Mortars and Other Minor Inconveniences
We had a scary moment yesterday in the Green Zone. Entry is controlled by double barriers. As we were held up between them for inspection of our car, the security guards suddenly dived behind the concrete bunkers, leaving us like little rats in a have-a-heart trap. We thought for a chilling moment that they’d found an explosive in the undercarriage. It’s a deadly-force-authorized zone, so we did not want to simply leap from the vehicle. We slowly opened the windows, then the doors, to ask what was up. Finally, a shivering Gurkha motioned that we were to come inside. Apparently, mortars were falling somewhere so distant that we could not even hear them. After five minutes we had the all clear, without actual incident.
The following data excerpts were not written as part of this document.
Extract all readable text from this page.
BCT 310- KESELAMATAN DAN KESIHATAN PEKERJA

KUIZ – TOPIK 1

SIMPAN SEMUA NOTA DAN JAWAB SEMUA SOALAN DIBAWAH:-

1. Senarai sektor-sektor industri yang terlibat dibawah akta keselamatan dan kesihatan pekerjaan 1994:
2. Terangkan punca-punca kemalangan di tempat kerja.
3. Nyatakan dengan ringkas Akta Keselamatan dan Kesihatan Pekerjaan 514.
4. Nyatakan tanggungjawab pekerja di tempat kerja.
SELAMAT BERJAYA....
We drove back to the offices amid reports of bad fighting in the West of the city, and sporadic outbreaks elsewhere. So we closed up early. It was a rough night. I was repeatedly awakened by explosions rattling the building. One was close enough to send spent gravel pattering gently against the window. I gave up trying to sleep and, with some sense of irony, watched Top Gun. I was somewhat reassured by the lack of helicopter gunships, police sirens, and ambulances. My street is a major thoroughfare, so after the Church and Ministry bombings the red lights and sirens went on for hours. Had anything really bad happened really close, it would have lit up the street. I heard distant shouting; a rattle of gunfire. But in the morning, the shops along the way opened as usual, albeit late. I’m a bit groggy today; having trouble concentrating on the work at hand.